As the call started, we had our cameras on like we always do to begin a call, to create a contact between people instead of feeling like a phonemail of strangers. And as his camera was turned on, we were in for a surprise. It was clear we were about to talk to a teenage boy who had just submitted to a testing conference.
We talked for 15 minutes, like with everyone. It was clear that based on his talk proposal, we would not be selecting him. But listening to him was different. His thoughts were clear and articulated. He was excited about learning. He was frustrated about people dismissing him - he had submitted to tens of conferences, and we were the second he would hear back from. We asked him questions, poked his experience and message and got inspired. Inspired enough to suggest that regardless of what would be our decision on this conference, I would be delighted if we would accept my help as a speaker mentor, and I could help him hone his message further. He had delivered a keynote in Romanian Testing Conference through local connections, and was driven for more. 15 minutes was enough to realize that Harry Girlea is awesome.
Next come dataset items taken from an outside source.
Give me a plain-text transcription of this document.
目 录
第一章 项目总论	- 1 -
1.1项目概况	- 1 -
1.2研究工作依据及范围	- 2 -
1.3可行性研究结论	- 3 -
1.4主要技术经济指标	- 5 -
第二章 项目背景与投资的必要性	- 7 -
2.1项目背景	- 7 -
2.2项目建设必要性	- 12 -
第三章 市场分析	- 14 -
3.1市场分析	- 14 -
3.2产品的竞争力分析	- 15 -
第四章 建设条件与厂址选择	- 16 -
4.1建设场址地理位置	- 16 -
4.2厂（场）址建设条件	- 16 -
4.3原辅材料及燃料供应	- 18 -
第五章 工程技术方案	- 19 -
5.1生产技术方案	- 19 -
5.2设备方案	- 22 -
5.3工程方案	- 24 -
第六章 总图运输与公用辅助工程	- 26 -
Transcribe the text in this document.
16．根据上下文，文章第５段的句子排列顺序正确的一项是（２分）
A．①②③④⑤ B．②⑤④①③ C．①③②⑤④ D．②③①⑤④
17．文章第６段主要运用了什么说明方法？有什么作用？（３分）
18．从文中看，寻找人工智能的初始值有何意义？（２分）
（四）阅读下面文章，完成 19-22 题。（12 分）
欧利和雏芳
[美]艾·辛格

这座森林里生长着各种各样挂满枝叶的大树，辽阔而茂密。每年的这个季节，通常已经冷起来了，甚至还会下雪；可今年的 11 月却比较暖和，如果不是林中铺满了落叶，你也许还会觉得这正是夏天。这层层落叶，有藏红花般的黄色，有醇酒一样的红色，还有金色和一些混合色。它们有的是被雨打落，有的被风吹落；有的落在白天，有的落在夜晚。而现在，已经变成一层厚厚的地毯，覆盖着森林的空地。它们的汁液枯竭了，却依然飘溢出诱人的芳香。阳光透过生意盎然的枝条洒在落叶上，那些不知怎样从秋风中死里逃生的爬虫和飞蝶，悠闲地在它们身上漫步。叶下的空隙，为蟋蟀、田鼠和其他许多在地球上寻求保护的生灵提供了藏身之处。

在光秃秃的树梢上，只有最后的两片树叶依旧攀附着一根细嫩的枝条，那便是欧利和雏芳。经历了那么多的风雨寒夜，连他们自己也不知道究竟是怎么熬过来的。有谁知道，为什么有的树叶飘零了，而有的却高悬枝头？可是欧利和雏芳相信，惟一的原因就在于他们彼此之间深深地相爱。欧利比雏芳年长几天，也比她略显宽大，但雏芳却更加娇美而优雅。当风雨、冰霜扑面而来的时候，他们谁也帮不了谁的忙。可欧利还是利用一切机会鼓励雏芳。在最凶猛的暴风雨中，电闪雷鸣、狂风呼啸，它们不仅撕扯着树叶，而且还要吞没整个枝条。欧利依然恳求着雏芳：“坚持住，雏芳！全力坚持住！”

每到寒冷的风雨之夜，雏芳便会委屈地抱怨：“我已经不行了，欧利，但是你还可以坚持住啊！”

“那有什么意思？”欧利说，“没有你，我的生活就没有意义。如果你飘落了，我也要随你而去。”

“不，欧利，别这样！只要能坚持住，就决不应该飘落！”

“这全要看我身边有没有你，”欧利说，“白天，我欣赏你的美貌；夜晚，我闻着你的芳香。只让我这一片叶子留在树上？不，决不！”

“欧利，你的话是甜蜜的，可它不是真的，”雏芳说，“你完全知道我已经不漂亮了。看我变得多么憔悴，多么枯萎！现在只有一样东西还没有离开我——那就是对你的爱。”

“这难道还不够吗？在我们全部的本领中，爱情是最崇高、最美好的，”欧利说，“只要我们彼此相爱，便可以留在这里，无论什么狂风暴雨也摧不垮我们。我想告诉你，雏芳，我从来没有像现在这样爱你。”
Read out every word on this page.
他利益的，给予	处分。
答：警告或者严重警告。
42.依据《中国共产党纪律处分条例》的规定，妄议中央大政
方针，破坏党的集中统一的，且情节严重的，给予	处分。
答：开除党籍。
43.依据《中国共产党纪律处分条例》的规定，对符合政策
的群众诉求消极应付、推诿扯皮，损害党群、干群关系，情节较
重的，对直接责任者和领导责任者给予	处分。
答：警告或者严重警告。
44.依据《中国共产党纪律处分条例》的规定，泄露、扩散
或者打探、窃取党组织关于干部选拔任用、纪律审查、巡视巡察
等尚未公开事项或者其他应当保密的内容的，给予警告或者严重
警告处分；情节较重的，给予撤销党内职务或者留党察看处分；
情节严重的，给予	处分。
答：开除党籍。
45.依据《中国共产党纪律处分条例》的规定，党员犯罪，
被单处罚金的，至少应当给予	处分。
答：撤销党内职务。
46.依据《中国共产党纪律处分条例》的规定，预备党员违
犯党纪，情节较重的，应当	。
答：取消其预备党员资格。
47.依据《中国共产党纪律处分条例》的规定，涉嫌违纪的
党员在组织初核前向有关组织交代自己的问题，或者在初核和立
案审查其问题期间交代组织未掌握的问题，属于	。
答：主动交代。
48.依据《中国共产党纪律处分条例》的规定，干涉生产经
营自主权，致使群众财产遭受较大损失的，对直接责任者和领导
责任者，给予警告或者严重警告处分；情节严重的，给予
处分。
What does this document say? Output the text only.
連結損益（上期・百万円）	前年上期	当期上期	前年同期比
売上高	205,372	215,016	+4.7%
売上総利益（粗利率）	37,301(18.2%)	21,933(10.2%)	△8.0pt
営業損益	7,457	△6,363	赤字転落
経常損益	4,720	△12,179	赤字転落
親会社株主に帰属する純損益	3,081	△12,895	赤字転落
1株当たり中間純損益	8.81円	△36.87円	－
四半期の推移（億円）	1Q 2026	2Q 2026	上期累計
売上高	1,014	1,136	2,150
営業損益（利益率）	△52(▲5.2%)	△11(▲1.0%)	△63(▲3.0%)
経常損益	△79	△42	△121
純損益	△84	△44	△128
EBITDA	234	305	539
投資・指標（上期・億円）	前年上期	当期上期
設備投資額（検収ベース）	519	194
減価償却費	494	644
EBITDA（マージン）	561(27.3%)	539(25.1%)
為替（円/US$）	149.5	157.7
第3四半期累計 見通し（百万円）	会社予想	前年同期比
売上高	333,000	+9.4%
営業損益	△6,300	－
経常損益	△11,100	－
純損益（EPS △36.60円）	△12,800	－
When later met him for going through his talk and talked for 40 minutes, the first impression strengthened. This 13-year old is more articulate than many adults. When he told me stories of how wonderful he felt testing with professional games testers in game realms, I could hear he was proud of his learnings. And when he coined why he loves testing as "As tester, things are similar but are never the same“, all I could do is say that with my extra 30 years of experience, I feel the same.
It became clear that he wanted to be a bigger part of it, speaking in conferences and learning more on testing.
We improved his talk proposal, and he submits again. For European Testing Conference, we have not made our choice yet. But I hope we are not the only ones seriously considering him.
The kids of today learn fast. Us adults have lot to learn from them.